The solar power installations were designed and implemented by students in “Solar Power Systems: Science, Policy and Practicum,” a physics course co-taught by Assistant Professor of Physics and Scientific Computing Eric Holdener and veteran solar power consultant Jerry Kelly ’96. The course teaches students about the process of proposing, designing and installing a solar power project, while also raising public awareness of the viability of renewable energy.
“It’s a good gateway to be introduced to the solar industry,” said Lufeng May Chen ’20, from Shanghai, China, one of 16 students who took the course during the fall 2017 semester.
The class attracts students from all majors and across all class years. Holdener and Kelly guide students through the basic physics of electricity and photovoltaics, as well as basic electrical circuitry. They incorporate fieldwork throughout the semester, traveling with the students to visit Knox County residents who already own solar installations. Students also learn from guest speakers in the solar industry — including Zach Sawicki ’16, a political science major who took the original version of the course and now works for a renewable energy development company in nearby Columbus.
“We give the class exposure to people who have gotten into this field by any number of routes, and we show them how it can be done,” Holdener said.
“A lot of the new hires in most solar companies in the U.S. now are coming in with little technical knowledge of solar,” Kelly added. “Companies are spending a lot of money and effort to train them. This class gets the students over that initial learning curve of knowing what the technology is, knowing what it can and can’t do, how systems are best located and how they’re constructed. We think it will give them an advantage if they pursue a career in renewable energy.”
Students also learn about different financial aspects of the renewable energy field and the factors that people typically weigh when considering whether to install solar panels. For Frances Matthews ’18, an economics major from Bracknell, England, the class provided an opportunity to apply lessons from her economics classes and help her classmates analyze the costs and benefits of solar installations.

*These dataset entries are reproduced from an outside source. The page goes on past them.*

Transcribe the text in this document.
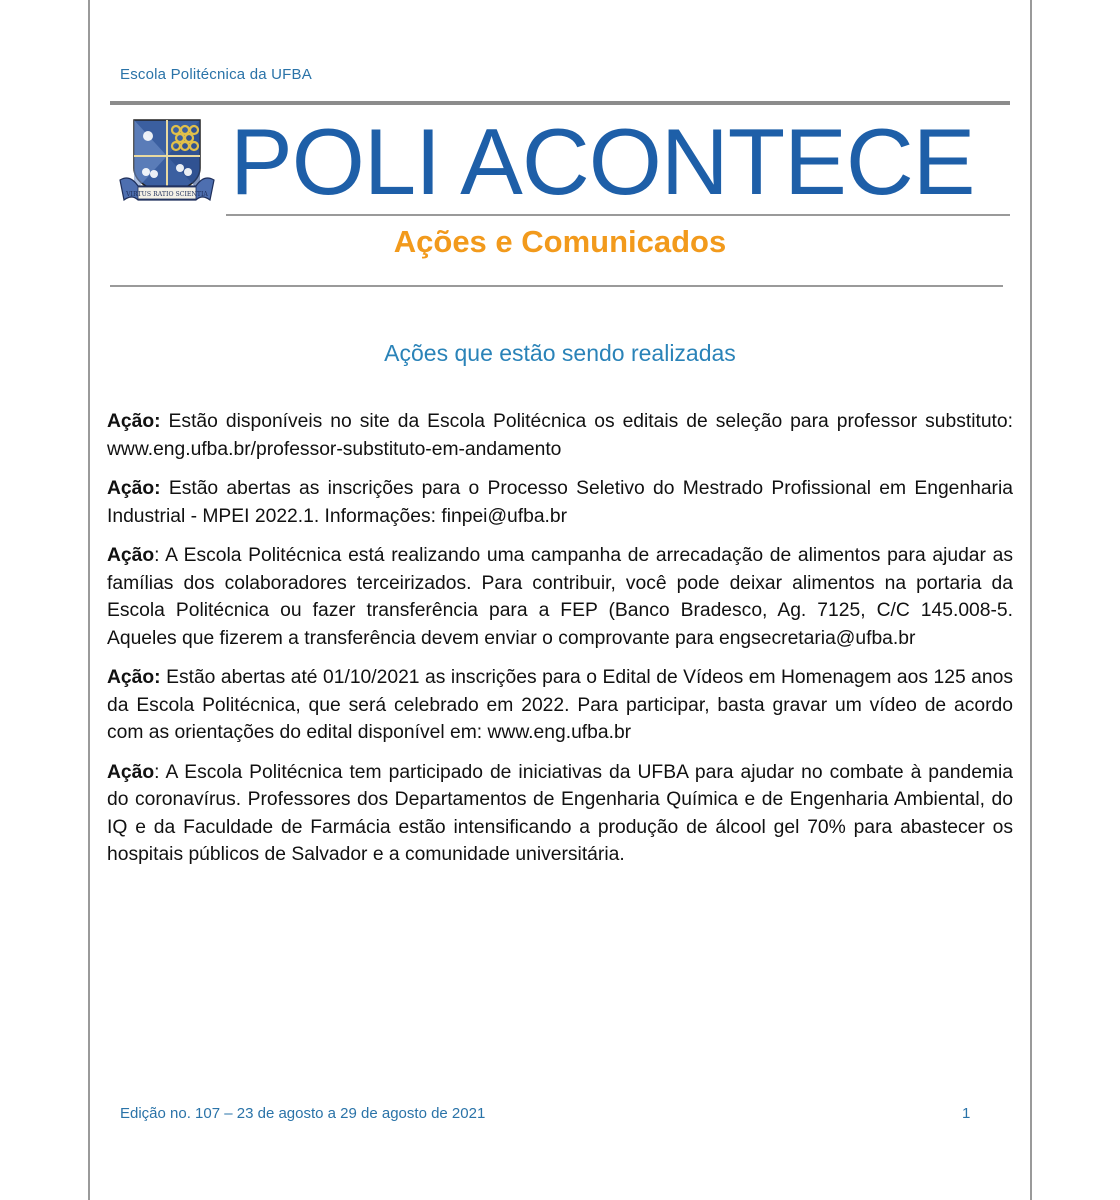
Escola Politécnica da UFBA
VIRTUS RATIO SCIENTIA POLI ACONTECE
Ações e Comunicados
Ações que estão sendo realizadas

Ação: Estão disponíveis no site da Escola Politécnica os editais de seleção para professor substituto: www.eng.ufba.br/professor-substituto-em-andamento

Ação: Estão abertas as inscrições para o Processo Seletivo do Mestrado Profissional em Engenharia Industrial - MPEI 2022.1. Informações: finpei@ufba.br

Ação: A Escola Politécnica está realizando uma campanha de arrecadação de alimentos para ajudar as famílias dos colaboradores terceirizados. Para contribuir, você pode deixar alimentos na portaria da Escola Politécnica ou fazer transferência para a FEP (Banco Bradesco, Ag. 7125, C/C 145.008-5. Aqueles que fizerem a transferência devem enviar o comprovante para engsecretaria@ufba.br

Ação: Estão abertas até 01/10/2021 as inscrições para o Edital de Vídeos em Homenagem aos 125 anos da Escola Politécnica, que será celebrado em 2022. Para participar, basta gravar um vídeo de acordo com as orientações do edital disponível em: www.eng.ufba.br

Ação: A Escola Politécnica tem participado de iniciativas da UFBA para ajudar no combate à pandemia do coronavírus. Professores dos Departamentos de Engenharia Química e de Engenharia Ambiental, do IQ e da Faculdade de Farmácia estão intensificando a produção de álcool gel 70% para abastecer os hospitais públicos de Salvador e a comunidade universitária.

Edição no. 107 – 23 de agosto a 29 de agosto de 2021	1
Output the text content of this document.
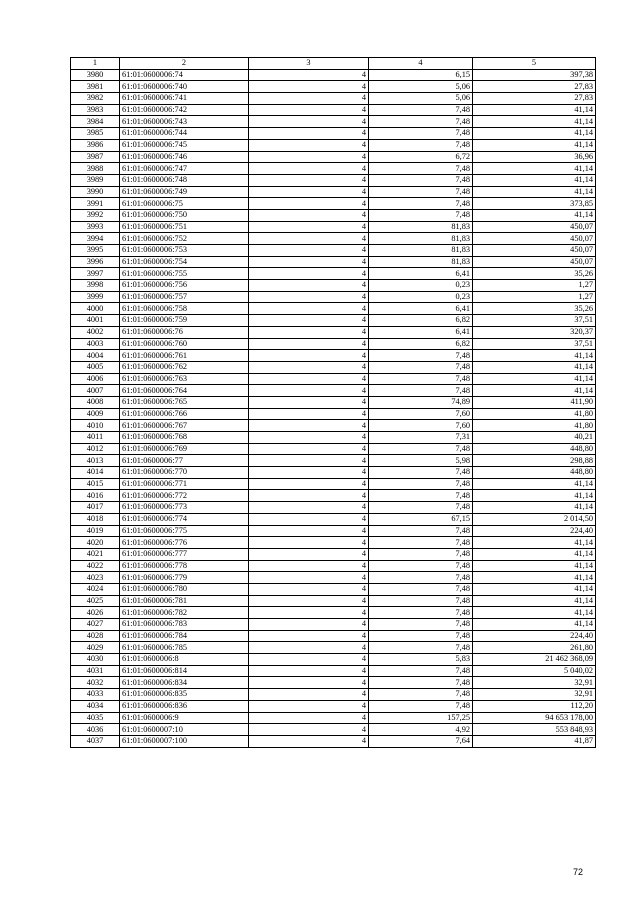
1	2	3	4	5
3980	61:01:0600006:74	4	6,15	397,38
3981	61:01:0600006:740	4	5,06	27,83
3982	61:01:0600006:741	4	5,06	27,83
3983	61:01:0600006:742	4	7,48	41,14
3984	61:01:0600006:743	4	7,48	41,14
3985	61:01:0600006:744	4	7,48	41,14
3986	61:01:0600006:745	4	7,48	41,14
3987	61:01:0600006:746	4	6,72	36,96
3988	61:01:0600006:747	4	7,48	41,14
3989	61:01:0600006:748	4	7,48	41,14
3990	61:01:0600006:749	4	7,48	41,14
3991	61:01:0600006:75	4	7,48	373,85
3992	61:01:0600006:750	4	7,48	41,14
3993	61:01:0600006:751	4	81,83	450,07
3994	61:01:0600006:752	4	81,83	450,07
3995	61:01:0600006:753	4	81,83	450,07
3996	61:01:0600006:754	4	81,83	450,07
3997	61:01:0600006:755	4	6,41	35,26
3998	61:01:0600006:756	4	0,23	1,27
3999	61:01:0600006:757	4	0,23	1,27
4000	61:01:0600006:758	4	6,41	35,26
4001	61:01:0600006:759	4	6,82	37,51
4002	61:01:0600006:76	4	6,41	320,37
4003	61:01:0600006:760	4	6,82	37,51
4004	61:01:0600006:761	4	7,48	41,14
4005	61:01:0600006:762	4	7,48	41,14
4006	61:01:0600006:763	4	7,48	41,14
4007	61:01:0600006:764	4	7,48	41,14
4008	61:01:0600006:765	4	74,89	411,90
4009	61:01:0600006:766	4	7,60	41,80
4010	61:01:0600006:767	4	7,60	41,80
4011	61:01:0600006:768	4	7,31	40,21
4012	61:01:0600006:769	4	7,48	448,80
4013	61:01:0600006:77	4	5,98	298,88
4014	61:01:0600006:770	4	7,48	448,80
4015	61:01:0600006:771	4	7,48	41,14
4016	61:01:0600006:772	4	7,48	41,14
4017	61:01:0600006:773	4	7,48	41,14
4018	61:01:0600006:774	4	67,15	2 014,50
4019	61:01:0600006:775	4	7,48	224,40
4020	61:01:0600006:776	4	7,48	41,14
4021	61:01:0600006:777	4	7,48	41,14
4022	61:01:0600006:778	4	7,48	41,14
4023	61:01:0600006:779	4	7,48	41,14
4024	61:01:0600006:780	4	7,48	41,14
4025	61:01:0600006:781	4	7,48	41,14
4026	61:01:0600006:782	4	7,48	41,14
4027	61:01:0600006:783	4	7,48	41,14
4028	61:01:0600006:784	4	7,48	224,40
4029	61:01:0600006:785	4	7,48	261,80
4030	61:01:0600006:8	4	5,83	21 462 368,09
4031	61:01:0600006:814	4	7,48	5 040,02
4032	61:01:0600006:834	4	7,48	32,91
4033	61:01:0600006:835	4	7,48	32,91
4034	61:01:0600006:836	4	7,48	112,20
4035	61:01:0600006:9	4	157,25	94 653 178,00
4036	61:01:0600007:10	4	4,92	553 848,93
4037	61:01:0600007:100	4	7,64	41,87
72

“Analyzing the business side and cost structures in solar has helped demonstrate the complexities of the industry,” Matthews said. “There are definitely some barriers in the industry that need to change. You’ll get penalized if you produce too much solar power energy, and so for that reason a lot of people don’t choose to maximize the amount of panels that they could have, just because they are afraid of producing too much.”
The class evolved out of an independent study project in 2015, when Holdener and Kelly collaborated with four students to install solar panels at the Kenyon Farm. With the December launch of the Village Market installation, the class has completed four solar power projects in and around Kenyon’s campus. The Village Market installation, which cost around $27,000, is expected to offset about 80 percent of annual power usage by the two student apartments above the Village Market.
At the end of the semester, students pitch ideas for future solar installations on Kenyon’s campus to Chief Business Officer Mark Kohlman. To develop their proposals, students conduct site evaluations, measuring a site’s available unshaded space as well as its typical electricity usage. They create a preliminary design for their proposed installation and discuss design challenges, including any factors that may increase the cost of the project. The course culminates in a “flip-the-switch” ceremony, when the students officially power up the solar installation proposed and designed by their predecessors in the class.
Enrollment in the course is one of many ways to participate in Kenyon’s green initiatives. “Kenyon is a great place to come if you want more of a hands-on experience in sustainability,” Matthews said. “There’s sustainable agriculture, you can get involved at the BFEC and there’s a living cemetery down the road. There are so many ways to get hands-on with the environment because we are fortunate enough to be surrounded by the environment and the countryside.”